De retour à Oran, Boudour et Tounsi avaient organisé une conférence de presse pour dénoncer les conditions de leur arrestation et interpeller les autorités nationales sur les dépassements qu’ils avaient subis. Saïd Boudour a rejeté l’ensemble des accusations qui pesaient sur lui. L’outrage à corps constitués ?

“L’ancien chef d’état-major de l’ANP s’est ingéré dans la politique ; j’ai estimé qu’il n’en avait pas le droit”, a-t-il expliqué. Quant à la plainte de tentative de chantage et de menace portée par Klilich Cheikh, Boudour a affirmé qu’elle constitue un acte de représailles pour “un article documenté dans lequel j’avais dénoncé ses malversations”.
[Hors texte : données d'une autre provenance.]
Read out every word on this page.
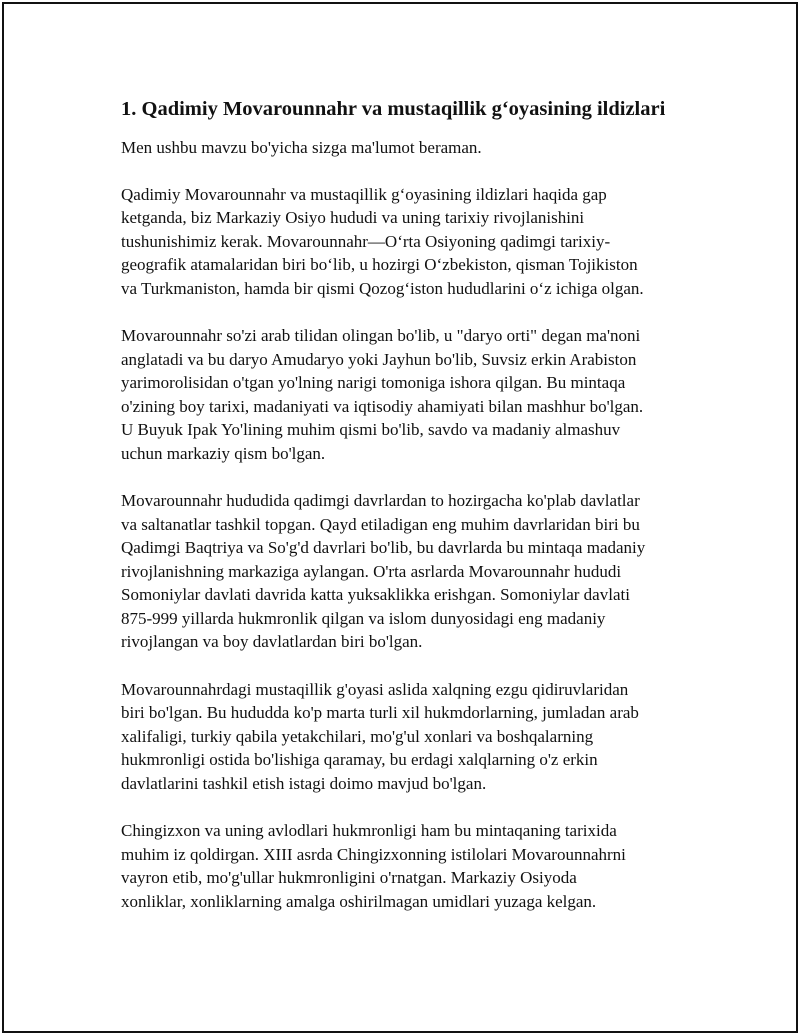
1. Qadimiy Movarounnahr va mustaqillik g‘oyasining ildizlari

Men ushbu mavzu bo'yicha sizga ma'lumot beraman.

Qadimiy Movarounnahr va mustaqillik g‘oyasining ildizlari haqida gap
ketganda, biz Markaziy Osiyo hududi va uning tarixiy rivojlanishini
tushunishimiz kerak. Movarounnahr—O‘rta Osiyoning qadimgi tarixiy-
geografik atamalaridan biri bo‘lib, u hozirgi O‘zbekiston, qisman Tojikiston
va Turkmaniston, hamda bir qismi Qozog‘iston hududlarini o‘z ichiga olgan.
Movarounnahr so'zi arab tilidan olingan bo'lib, u "daryo orti" degan ma'noni
anglatadi va bu daryo Amudaryo yoki Jayhun bo'lib, Suvsiz erkin Arabiston
yarimorolisidan o'tgan yo'lning narigi tomoniga ishora qilgan. Bu mintaqa
o'zining boy tarixi, madaniyati va iqtisodiy ahamiyati bilan mashhur bo'lgan.
U Buyuk Ipak Yo'lining muhim qismi bo'lib, savdo va madaniy almashuv
uchun markaziy qism bo'lgan.
Movarounnahr hududida qadimgi davrlardan to hozirgacha ko'plab davlatlar
va saltanatlar tashkil topgan. Qayd etiladigan eng muhim davrlaridan biri bu
Qadimgi Baqtriya va So'g'd davrlari bo'lib, bu davrlarda bu mintaqa madaniy
rivojlanishning markaziga aylangan. O'rta asrlarda Movarounnahr hududi
Somoniylar davlati davrida katta yuksaklikka erishgan. Somoniylar davlati
875-999 yillarda hukmronlik qilgan va islom dunyosidagi eng madaniy
rivojlangan va boy davlatlardan biri bo'lgan.
Movarounnahrdagi mustaqillik g'oyasi aslida xalqning ezgu qidiruvlaridan
biri bo'lgan. Bu hududda ko'p marta turli xil hukmdorlarning, jumladan arab
xalifaligi, turkiy qabila yetakchilari, mo'g'ul xonlari va boshqalarning
hukmronligi ostida bo'lishiga qaramay, bu erdagi xalqlarning o'z erkin
davlatlarini tashkil etish istagi doimo mavjud bo'lgan.
Chingizxon va uning avlodlari hukmronligi ham bu mintaqaning tarixida
muhim iz qoldirgan. XIII asrda Chingizxonning istilolari Movarounnahrni
vayron etib, mo'g'ullar hukmronligini o'rnatgan. Markaziy Osiyoda
xonliklar, xonliklarning amalga oshirilmagan umidlari yuzaga kelgan.
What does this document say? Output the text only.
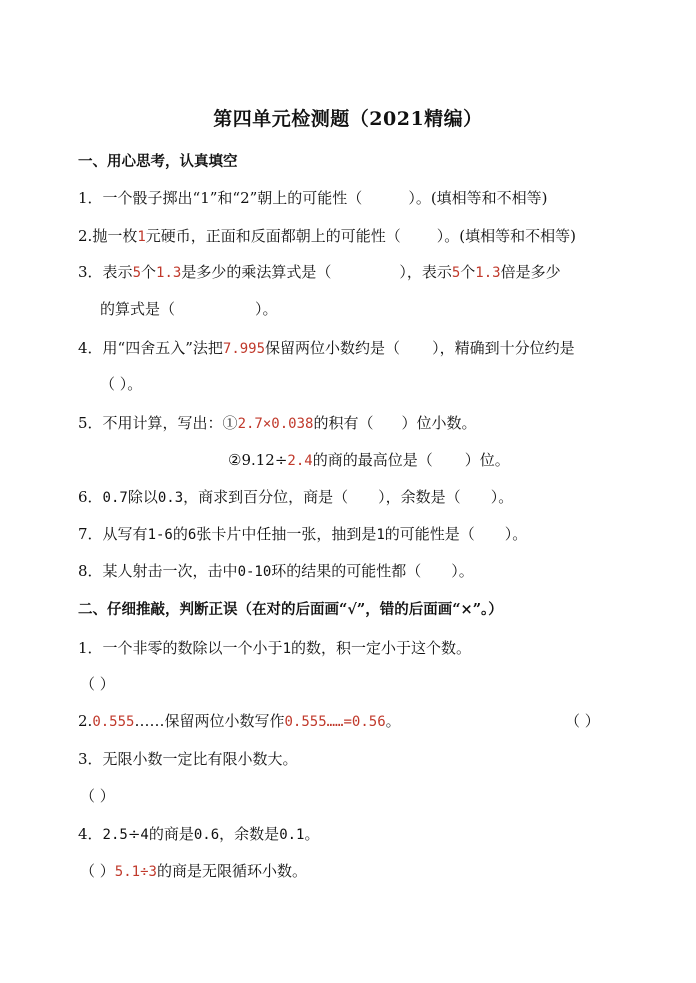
第四单元检测题（2021精编）
一、用心思考，认真填空
1．一个骰子掷出“1”和“2”朝上的可能性（	）。(填相等和不相等)
2.抛一枚1元硬币，正面和反面都朝上的可能性（ ）。(填相等和不相等)
3．表示5个1.3是多少的乘法算式是（	），表示5个1.3倍是多少
的算式是（	）。
4．用“四舍五入”法把7.995保留两位小数约是（ ），精确到十分位约是
（ ）。
5．不用计算，写出：①2.7×0.038的积有（ ）位小数。
②9.12÷2.4的商的最高位是（ ）位。
6．0.7除以0.3，商求到百分位，商是（ ），余数是（ ）。
7．从写有1-6的6张卡片中任抽一张，抽到是1的可能性是（ ）。
8．某人射击一次，击中0-10环的结果的可能性都（ ）。
二、仔细推敲，判断正误（在对的后面画“√”，错的后面画“×”。）
1．一个非零的数除以一个小于1的数，积一定小于这个数。
（ ）
2.0.555……保留两位小数写作0.555……=0.56。	（ ）
3．无限小数一定比有限小数大。
（ ）
4．2.5÷4的商是0.6，余数是0.1。
（ ）5.1÷3的商是无限循环小数。
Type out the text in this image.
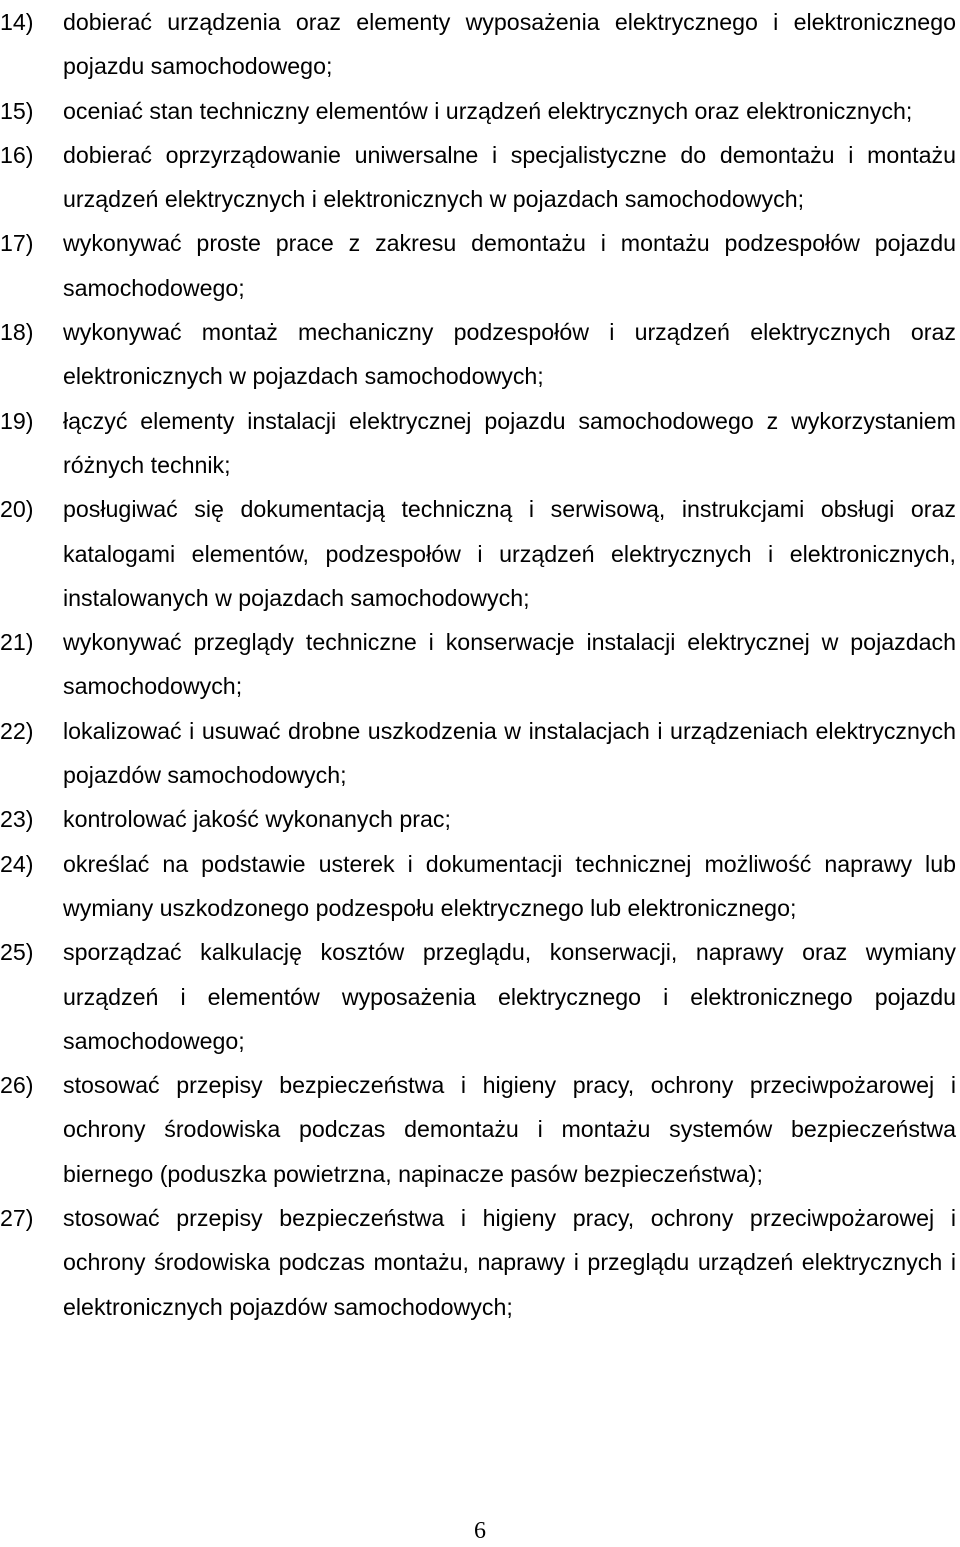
14)	dobierać urządzenia oraz elementy wyposażenia elektrycznego i elektronicznego pojazdu samochodowego;
15)	oceniać stan techniczny elementów i urządzeń elektrycznych oraz elektronicznych;
16)	dobierać oprzyrządowanie uniwersalne i specjalistyczne do demontażu i montażu urządzeń elektrycznych i elektronicznych w pojazdach samochodowych;
17)	wykonywać proste prace z zakresu demontażu i montażu podzespołów pojazdu samochodowego;
18)	wykonywać montaż mechaniczny podzespołów i urządzeń elektrycznych oraz elektronicznych w pojazdach samochodowych;
19)	łączyć elementy instalacji elektrycznej pojazdu samochodowego z wykorzystaniem różnych technik;
20)	posługiwać się dokumentacją techniczną i serwisową, instrukcjami obsługi oraz katalogami elementów, podzespołów i urządzeń elektrycznych i elektronicznych, instalowanych w pojazdach samochodowych;
21)	wykonywać przeglądy techniczne i konserwacje instalacji elektrycznej w pojazdach samochodowych;
22)	lokalizować i usuwać drobne uszkodzenia w instalacjach i urządzeniach elektrycznych pojazdów samochodowych;
23)	kontrolować jakość wykonanych prac;
24)	określać na podstawie usterek i dokumentacji technicznej możliwość naprawy lub wymiany uszkodzonego podzespołu elektrycznego lub elektronicznego;
25)	sporządzać kalkulację kosztów przeglądu, konserwacji, naprawy oraz wymiany urządzeń i elementów wyposażenia elektrycznego i elektronicznego pojazdu samochodowego;
26)	stosować przepisy bezpieczeństwa i higieny pracy, ochrony przeciwpożarowej i ochrony środowiska podczas demontażu i montażu systemów bezpieczeństwa biernego (poduszka powietrzna, napinacze pasów bezpieczeństwa);
27)	stosować przepisy bezpieczeństwa i higieny pracy, ochrony przeciwpożarowej i ochrony środowiska podczas montażu, naprawy i przeglądu urządzeń elektrycznych i elektronicznych pojazdów samochodowych;
6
Le plaignant, qui, quelques instants plus tôt, avait essuyé le refus du juge à sa demande de report d’audience pour absence de son conseiller juridique, avait choisi de ne pas assister au procès. “Cet homme a même commandité mon agression physique que j’ai signalée aux autorités. Mais rien n’a été fait”, a encore déploré l’accusé.

Depuis la prison d’Oran où il se trouvait depuis dix jours, le journaliste a également tenu à dénoncer les conditions de détention indignes des êtres humains, le déroulement de l’audience qui ne garantit pas un procès équitable et la lâche agression d’Omar Boussag, un de ses avocats, lors de la marche réprimée du vendredi 26 février.

De son côté, le lanceur d’alerte, Noureddine Tounsi, a appelé les autorités à assurer sa protection. “Je suis menacé de mort. Je risque d’être exécuté en prison”, a-t-il lancé en évoquant, lui aussi, le scandale de la cocaïne du port d’Oran. “J’avais averti les autorités sur le trafic de cocaïne qui impliquait le fils de Hamel. Mais on ne m’a pas écouté. Je ne bénéficie pas de la protection en ma qualité de témoin dans cette affaire et je ne suis pas protégé en tant que lanceur d’alerte”, a-t-il encore regretté.

Tounsi a, lui aussi, réfuté les accusations de Klilich Cheikh. “C’est lui qui m’a menacé au téléphone et mon avocat dispose de l’enregistrement”, a-t-il répondu en réitérant son appel à une protection.

Au procureur de la République qui a requis la peine de six mois de prison ferme et une amende de 50 000 DA, les avocats de la défense (une trentaine appartenant à dix barreaux d’Algérie) ont plaidé la relaxe.

Ils ont mis en avant la nature politique du dossier, la qualité de journaliste et lanceur d’alerte des accusés, leur rôle dans la médiatisation de divers dossiers de malversation et les diverses violations dont, ont-ils estimé, la police et l’accusation se sont rendues coupables dans le traitement du dossier Boudour-Tounsi.

“Les journalistes et les lanceurs d’alerte doivent être récompensés et non pas jetés en prison comme de vulgaires criminels”, a estimé la défense, qui a notamment pointé l’absence de plaignant pour soutenir l’accusation d’outrage à corps constitués.

“La loi stipule qu’une plainte doit être déposée dans le cas d’outrage. Qui est le plaignant ? Où est-il”, se sont-ils interrogés en rappelant que ni un ministre ni un militaire, fût-il général de corps d’armée, ne peut être qualifié de “corps constitué”.

Ce dossier, comme des milliers d’autres, ne devait même pas atterrir dans un tribunal, a encore estimé la défense, en dénonçant l’instrumentalisation de la justice dont les magistrats n’arrivent pas encore à se soustraire de l’emprise de l’exécutif.

“Il faudra encore longtemps avant que la justice ne regagne la confiance du peuple”, a tranché un avocat. Après une courte délibération, le juge a accordé la relaxe aux deux inculpés pour les accusations de menace et tentative de chantage, et condamné Saïd Boudour à deux mois avec sursis pour outrage à corps constitués.

Un verdict qui a suscité la joie de hirakistes, tels que Dalila Touat, Khalti Baya ou encore Hassan Bouras, militant d’El-Bayadh, venus apporter leur soutien aux deux accusés. Postés devant le tribunal depuis la matinée, ils ont tenu à accueillir Saïd Boudour à sa sortie de prison.

Quant à Noureddine Tounsi, il devra encore rester en détention, en attendant de répondre à d’autres accusations liées à ses activités de lanceur d’alerte pour lesquelles il a été interpellé en septembre 2020.